In 2017, the ECB should learn to break the rules

This is going to be a crucial year for the European Union. There are more and more voices predicting its disintegration. With the political events that are ahead, it’s not a possibility that should be taken lightly.

If you haven’t already, read George Soros’ article on Project Syndicate about the dangers ahead for Europe. An Eastern European who escaped Hungary in one of its darkest times and built a fortune in the West, Soros has unparalleled insight into the continent’s problems.

The eurozone’s biggest economy, Germany, holds the key to this. Soros points out that the country is not living up to expectations created by its position as the engine of the single currency area, instead trying to impose a straitjacket on other members.

While things are more nuanced than this, it is true that a softening of the German position would help. Unfortunately, this year at least, there is unlikely to be any change in Germany’s attitude. Parliamentary elections are due before October, and Angela Merkel is running again. She is unlikely to say that austerity has failed and propose another course of action, even if she wanted to.

So it’s all back in the hands of the European Central Bank again. Mario Draghi will have to wow the world once again. This time, he really must come true on his 2012 promise that the central bank will do “whatever it takes” to save the euro.

What will it take? Nothing short of tearing up the rulebook and starting again. For the moment, the ECB is buying government bonds in accordance with the capital key — meaning, proportionally with the capital contribution of the eurozone members to its capital. It must change that and do what the Federal Reserve, Bank of England and the Bank of Japan did: buy whatever assets need buying.

Yes, the ECB must start openly helping troubled eurozone members by purchasing their bonds. Italy needs to rescue its banks? The ECB should hoover up Italian government bonds until yields turn negative on any piece of Italian debt, including bank bonds. It could go even further and buy bank bonds direct.

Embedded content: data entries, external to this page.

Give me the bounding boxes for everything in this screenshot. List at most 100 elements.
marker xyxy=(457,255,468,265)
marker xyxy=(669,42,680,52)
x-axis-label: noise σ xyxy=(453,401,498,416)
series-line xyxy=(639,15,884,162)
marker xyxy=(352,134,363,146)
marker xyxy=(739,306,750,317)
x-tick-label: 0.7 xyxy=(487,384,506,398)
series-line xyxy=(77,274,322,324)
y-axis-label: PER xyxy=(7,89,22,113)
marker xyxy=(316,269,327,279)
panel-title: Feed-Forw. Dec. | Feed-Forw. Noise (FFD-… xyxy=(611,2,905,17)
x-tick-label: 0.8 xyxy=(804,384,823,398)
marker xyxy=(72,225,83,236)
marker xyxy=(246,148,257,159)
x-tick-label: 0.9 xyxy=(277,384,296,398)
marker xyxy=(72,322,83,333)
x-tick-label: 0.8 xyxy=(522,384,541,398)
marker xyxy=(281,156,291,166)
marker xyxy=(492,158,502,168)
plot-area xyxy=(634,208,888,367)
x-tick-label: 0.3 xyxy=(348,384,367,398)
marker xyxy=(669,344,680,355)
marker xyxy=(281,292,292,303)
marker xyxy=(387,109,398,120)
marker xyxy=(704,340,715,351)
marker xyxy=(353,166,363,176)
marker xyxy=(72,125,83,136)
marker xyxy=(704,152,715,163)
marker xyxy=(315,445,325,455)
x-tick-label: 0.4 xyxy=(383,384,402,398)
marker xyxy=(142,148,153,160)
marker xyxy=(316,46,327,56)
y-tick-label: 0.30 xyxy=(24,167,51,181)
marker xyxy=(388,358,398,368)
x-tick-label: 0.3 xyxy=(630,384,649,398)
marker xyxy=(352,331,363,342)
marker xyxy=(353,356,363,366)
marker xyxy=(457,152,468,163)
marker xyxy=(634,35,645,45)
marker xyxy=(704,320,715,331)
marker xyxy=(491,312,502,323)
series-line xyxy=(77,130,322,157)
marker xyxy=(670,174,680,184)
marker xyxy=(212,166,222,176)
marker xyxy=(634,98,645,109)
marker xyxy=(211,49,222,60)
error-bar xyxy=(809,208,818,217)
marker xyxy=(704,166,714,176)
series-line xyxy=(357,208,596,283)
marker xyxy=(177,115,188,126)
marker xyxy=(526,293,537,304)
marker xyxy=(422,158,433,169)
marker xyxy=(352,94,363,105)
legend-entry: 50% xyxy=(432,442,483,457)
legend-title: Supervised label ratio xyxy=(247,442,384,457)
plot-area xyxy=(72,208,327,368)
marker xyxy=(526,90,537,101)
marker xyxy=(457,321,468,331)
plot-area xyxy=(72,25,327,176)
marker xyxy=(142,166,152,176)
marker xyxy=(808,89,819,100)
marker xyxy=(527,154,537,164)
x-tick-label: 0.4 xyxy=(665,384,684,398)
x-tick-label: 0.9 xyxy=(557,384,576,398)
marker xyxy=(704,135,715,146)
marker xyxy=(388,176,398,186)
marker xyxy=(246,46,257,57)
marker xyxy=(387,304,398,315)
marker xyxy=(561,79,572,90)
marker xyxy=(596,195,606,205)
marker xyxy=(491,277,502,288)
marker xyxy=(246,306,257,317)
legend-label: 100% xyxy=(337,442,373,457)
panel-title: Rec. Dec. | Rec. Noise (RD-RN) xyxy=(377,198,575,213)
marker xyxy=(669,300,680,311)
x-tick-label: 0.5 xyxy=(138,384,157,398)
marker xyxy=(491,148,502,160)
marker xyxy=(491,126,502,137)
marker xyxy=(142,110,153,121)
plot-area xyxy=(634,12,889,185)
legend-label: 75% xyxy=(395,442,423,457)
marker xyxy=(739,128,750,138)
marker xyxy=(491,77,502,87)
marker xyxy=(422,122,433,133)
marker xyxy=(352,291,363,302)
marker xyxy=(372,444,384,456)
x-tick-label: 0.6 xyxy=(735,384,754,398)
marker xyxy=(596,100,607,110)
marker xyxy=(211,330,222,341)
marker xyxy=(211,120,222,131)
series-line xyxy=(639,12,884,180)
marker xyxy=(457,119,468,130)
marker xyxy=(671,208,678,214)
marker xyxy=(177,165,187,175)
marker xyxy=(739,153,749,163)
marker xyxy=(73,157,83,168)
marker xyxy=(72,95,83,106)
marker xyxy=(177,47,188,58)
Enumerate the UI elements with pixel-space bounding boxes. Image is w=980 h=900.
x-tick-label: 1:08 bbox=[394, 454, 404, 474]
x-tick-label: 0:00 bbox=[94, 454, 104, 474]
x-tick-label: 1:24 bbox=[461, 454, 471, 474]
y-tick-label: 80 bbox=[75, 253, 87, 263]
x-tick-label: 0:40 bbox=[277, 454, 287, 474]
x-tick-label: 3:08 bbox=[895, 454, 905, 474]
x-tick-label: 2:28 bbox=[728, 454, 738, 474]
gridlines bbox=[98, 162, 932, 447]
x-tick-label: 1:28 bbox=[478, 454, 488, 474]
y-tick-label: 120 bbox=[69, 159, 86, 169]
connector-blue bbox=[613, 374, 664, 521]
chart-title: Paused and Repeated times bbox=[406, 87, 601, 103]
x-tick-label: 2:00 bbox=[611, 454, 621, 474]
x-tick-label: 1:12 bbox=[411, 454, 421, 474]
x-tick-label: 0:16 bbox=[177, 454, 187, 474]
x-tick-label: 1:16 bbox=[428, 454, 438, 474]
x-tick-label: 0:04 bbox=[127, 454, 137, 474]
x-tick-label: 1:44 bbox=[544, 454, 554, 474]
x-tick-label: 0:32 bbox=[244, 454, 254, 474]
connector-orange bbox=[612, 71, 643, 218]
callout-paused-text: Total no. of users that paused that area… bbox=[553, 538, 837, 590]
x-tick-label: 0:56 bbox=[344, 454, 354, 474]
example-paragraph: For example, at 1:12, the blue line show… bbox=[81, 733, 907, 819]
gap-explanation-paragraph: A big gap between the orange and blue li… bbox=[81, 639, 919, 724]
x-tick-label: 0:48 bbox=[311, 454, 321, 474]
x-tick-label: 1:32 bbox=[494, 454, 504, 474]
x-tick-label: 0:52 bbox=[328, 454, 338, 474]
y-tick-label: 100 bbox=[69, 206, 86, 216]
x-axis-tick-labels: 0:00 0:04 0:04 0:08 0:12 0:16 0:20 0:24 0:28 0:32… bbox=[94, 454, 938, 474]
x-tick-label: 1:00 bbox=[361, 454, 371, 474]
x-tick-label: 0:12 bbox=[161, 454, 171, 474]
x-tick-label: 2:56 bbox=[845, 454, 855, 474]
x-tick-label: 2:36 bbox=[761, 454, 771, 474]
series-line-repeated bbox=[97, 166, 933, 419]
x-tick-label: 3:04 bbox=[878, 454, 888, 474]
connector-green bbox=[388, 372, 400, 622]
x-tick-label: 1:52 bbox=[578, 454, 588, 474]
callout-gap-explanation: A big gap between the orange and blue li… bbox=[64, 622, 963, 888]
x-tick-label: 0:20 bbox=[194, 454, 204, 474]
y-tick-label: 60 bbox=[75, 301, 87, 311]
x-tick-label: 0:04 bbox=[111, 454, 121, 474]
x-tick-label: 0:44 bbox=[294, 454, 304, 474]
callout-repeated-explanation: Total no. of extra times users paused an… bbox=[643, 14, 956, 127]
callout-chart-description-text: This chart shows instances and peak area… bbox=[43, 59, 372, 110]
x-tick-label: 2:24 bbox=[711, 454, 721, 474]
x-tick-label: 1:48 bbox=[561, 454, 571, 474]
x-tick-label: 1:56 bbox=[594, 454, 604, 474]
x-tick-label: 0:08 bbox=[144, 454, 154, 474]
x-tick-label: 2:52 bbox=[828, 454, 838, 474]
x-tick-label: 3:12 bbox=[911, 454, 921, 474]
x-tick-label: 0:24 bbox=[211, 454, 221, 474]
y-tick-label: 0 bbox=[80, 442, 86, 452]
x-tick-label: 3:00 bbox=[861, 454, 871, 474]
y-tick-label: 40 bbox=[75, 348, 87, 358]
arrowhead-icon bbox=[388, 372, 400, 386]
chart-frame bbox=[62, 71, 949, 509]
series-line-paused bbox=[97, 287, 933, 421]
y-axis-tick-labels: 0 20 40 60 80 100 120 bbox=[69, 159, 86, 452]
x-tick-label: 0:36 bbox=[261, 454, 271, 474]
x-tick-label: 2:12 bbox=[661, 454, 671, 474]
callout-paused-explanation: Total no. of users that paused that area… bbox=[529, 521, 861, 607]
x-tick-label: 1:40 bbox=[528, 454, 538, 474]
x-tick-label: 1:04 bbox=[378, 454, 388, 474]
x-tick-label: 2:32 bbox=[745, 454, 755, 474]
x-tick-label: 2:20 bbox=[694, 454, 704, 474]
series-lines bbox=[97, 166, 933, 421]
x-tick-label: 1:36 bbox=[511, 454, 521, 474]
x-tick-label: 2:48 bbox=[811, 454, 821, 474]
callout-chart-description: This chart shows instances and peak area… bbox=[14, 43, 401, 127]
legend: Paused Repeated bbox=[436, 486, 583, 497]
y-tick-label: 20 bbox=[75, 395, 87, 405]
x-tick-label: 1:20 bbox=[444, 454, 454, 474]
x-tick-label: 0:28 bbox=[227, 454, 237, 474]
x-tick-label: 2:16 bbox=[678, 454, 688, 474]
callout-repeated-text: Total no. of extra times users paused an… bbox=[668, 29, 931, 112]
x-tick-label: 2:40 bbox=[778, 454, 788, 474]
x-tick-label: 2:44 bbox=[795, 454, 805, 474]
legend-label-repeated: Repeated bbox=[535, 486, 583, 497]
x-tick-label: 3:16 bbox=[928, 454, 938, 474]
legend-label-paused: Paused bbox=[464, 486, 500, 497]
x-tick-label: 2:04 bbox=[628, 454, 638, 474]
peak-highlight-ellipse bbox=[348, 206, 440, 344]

That way, Monte dei Paschi di Siena would be able to issue as many bonds as it needs to cover its capital shortfall, and even deal with the nonperforming loan problem. Remember the Fed’s buying of mortgage-backed securities? For a while, and unnoticed, the Fed became at the time the world’s biggest bad bank.

The Bank of England, in its explanation about how the corporate bond purchases will go, said it will focus on “firms making a material contribution to the UK economy, in order to impart broad economic stimulus.” Surely, the ECB buying Monte dei Paschi’s bonds would impart economic stimulus faster than any other type of monetary policy measure?

Those who know my principles and read this probably believe that I’ve lost my mind. I usually side with the prudent and the savers, not the profligate. However, this is a world in which the ECB finds itself forced to follow rules that other central banks are happy to flout. If it can’t beat them, it should join them.